En parallèle de cette baisse des recettes, une hausse importante des coûts fixes de ces médias est constatée, puisqu'il s'agit de produire du contenu. De plus, nos coûts de distribution ont augmenté. Le nombre de points de vente de la presse a fortement diminué, à raison de 1 000 kiosques fermés par an. Le nombre de ces points de vente est passé de 23 000 il y a trois ans, à 20 000 aujourd'hui. Nos coûts de distribution, par exemple des Inrockuptibles, représentent 40 % du prix de vente du journal. Nous nous trouvons par conséquent dans une économie très difficile. Toute la difficulté est par conséquent de trouver le bon point d'équilibre entre, d'une part, empêcher trop de concentration, et d'autre part, un certain nombre d'objectifs qui peuvent paraître contradictoires ou paradoxaux.

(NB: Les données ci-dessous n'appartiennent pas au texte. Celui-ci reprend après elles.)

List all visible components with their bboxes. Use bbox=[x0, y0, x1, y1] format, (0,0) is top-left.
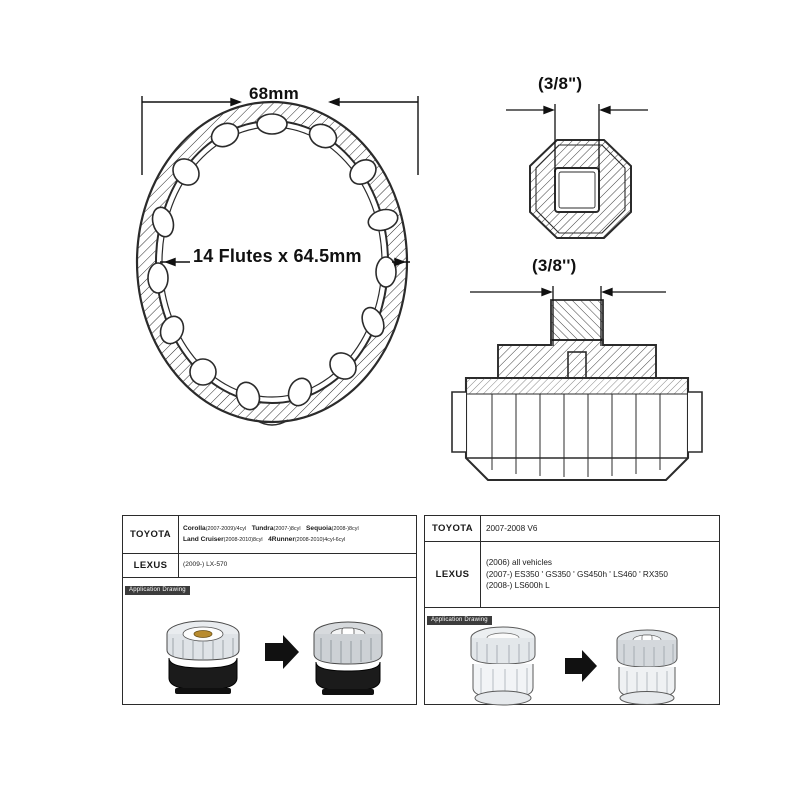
arrow-icon bbox=[265, 635, 299, 669]
application-table-left bbox=[122, 515, 417, 705]
drawing-photos-right bbox=[425, 622, 719, 796]
dimension-label-outer-diameter: 68mm bbox=[249, 84, 299, 103]
product-clear-cap-left bbox=[167, 621, 239, 694]
model-name: Sequoia bbox=[306, 525, 332, 533]
model-name: 4Runner bbox=[268, 535, 295, 543]
model-detail: (2007-)8cyl bbox=[273, 526, 301, 533]
hex-drive-view bbox=[530, 140, 631, 238]
brand-lexus-right: LEXUS bbox=[425, 542, 481, 607]
model-line bbox=[183, 535, 412, 545]
model-line bbox=[183, 524, 412, 534]
product-wrench-fitted-left bbox=[314, 622, 382, 695]
model-detail: (2008-)8cyl bbox=[331, 526, 359, 533]
drawing-photos-left bbox=[123, 592, 416, 766]
arrow-icon bbox=[565, 650, 597, 682]
dimension-label-drive-side: (3/8'') bbox=[532, 256, 577, 275]
socket-side-profile bbox=[452, 300, 702, 480]
application-drawing-left bbox=[123, 578, 416, 766]
model-name: Corolla bbox=[183, 525, 206, 533]
application-drawing-right bbox=[425, 608, 719, 796]
brand-lexus-left: LEXUS bbox=[123, 554, 179, 577]
application-drawing-label-left: Application Drawing bbox=[125, 586, 190, 595]
model-name: Land Cruiser bbox=[183, 535, 224, 543]
model-detail: (2008-2010)8cyl bbox=[223, 536, 263, 543]
table-row bbox=[425, 542, 719, 608]
toyota-models-right: 2007-2008 V6 bbox=[486, 523, 538, 533]
model-line: (2008-) LS600h L bbox=[486, 581, 550, 591]
table-row bbox=[425, 516, 719, 542]
table-row bbox=[123, 516, 416, 554]
product-wrench-fitted-right bbox=[617, 630, 677, 705]
dimension-label-drive-top: (3/8") bbox=[538, 74, 583, 93]
table-row bbox=[123, 554, 416, 578]
model-line: (2007-) ES350 ' GS350 ' GS450h ' LS460 ' RX350 bbox=[486, 569, 668, 579]
brand-toyota-left: TOYOTA bbox=[123, 516, 179, 553]
model-detail: (2007-2009)/4cyl bbox=[205, 526, 247, 533]
brand-toyota-right: TOYOTA bbox=[425, 516, 481, 541]
before-after-right-svg bbox=[425, 622, 721, 710]
lexus-models-left: (2009-) LX-570 bbox=[183, 561, 228, 569]
application-drawing-label-right: Application Drawing bbox=[427, 616, 492, 625]
model-detail: (2008-2010)4cyl-6cyl bbox=[294, 536, 346, 543]
toyota-models-left bbox=[179, 516, 416, 553]
before-after-left-svg bbox=[123, 592, 418, 704]
model-name: Tundra bbox=[251, 525, 274, 533]
lexus-models-right bbox=[481, 542, 719, 607]
model-line: (2006) all vehicles bbox=[486, 557, 552, 567]
product-clear-filter-right bbox=[471, 627, 535, 705]
application-tables bbox=[0, 512, 800, 800]
application-table-right bbox=[424, 515, 720, 705]
dimension-label-flutes: 14 Flutes x 64.5mm bbox=[193, 246, 362, 266]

A titre d'exemple, il est nécessaire de limiter la concentration, tout en préservant la liberté d'entreprendre, d'ailleurs elle-même définie par la Déclaration des droits de l'homme. De même, il faut empêcher trop de concentration tout en permettant aux entreprises de médias de rester solides financièrement : c'est la condition essentielle de l'indépendance et du pluralisme. Il faut empêcher une concentration trop importante, mais en favorisant l'émergence de grands groupes français dans le monde, capables de faire face aux géants américains et de participer au rayonnement et à l'influence de la France dans le monde.

J'ajouterai qu'il ne faut pas se tromper de combat, en focalisant l'attention sur les médias traditionnels. Dans notre monde numérique, 90 % des Français de plus de douze ans consultent internet une fois par, et 66 % accèdent à l'information par le numérique. Il importe par conséquent d'intégrer la dimension numérique et digitale dans la réflexion qui est la vôtre.

Par ailleurs, la concentration est le fait d'acteurs tant privés que publics. Radio Nova, petite radio extrêmement dynamique, a face à elle un groupe représentant à lui seul 54 % du marché global de la radio en France, détient un tiers des fréquences, bénéficie de subventions publiques massives, mais sans être assujetti à aucune des contraintes ou des règles et obligations que nous subissons. C'est donc une position dominante.

Si nous voulons assurer le pluralisme et l'indépendance, je pense que trois instruments sont indispensables et doivent se compléter mutuellement. Concernant l'instrument juridique, c'est-à-dire le cadre législatif et réglementaire et plus spécifiquement la loi de 1986, il me semble que ce texte nécessite d'être adapté. Cette loi est obsolète car pré-numérique, c'est-à-dire dans le monde actuel, préhistorique.

Le deuxième instrument, tout aussi fondamental, est le financement. Pour assurer le pluralisme et l'indépendance, il est nécessaire de permettre à des groupes de plus petite taille de vivre financièrement. Or personne ne veut financer des secteurs tels que la presse et la radio. A l'évidence, pour un groupe de très grande taille possédant d'importants moyens, il n'existe aucune difficulté : l'argent va à l'argent. Quand vous êtes petit, il y a une vraie difficulté à trouver du capital et du financement. C'est pourquoi à mon sens, une vraie réflexion doit être menée pour assurer le bon financement des entreprises de médias (à l'exclusion des grands groupes).

Le troisième instrument est éthique et déontologique : assurer l'indépendance des rédactions. De ce point de vue, je suis favorable à des idées émises récemment de donner un statut juridique aux rédactions, ou à la définition d'un délit d'intervention d'un actionnaire dans la ligne éditoriale d'un média.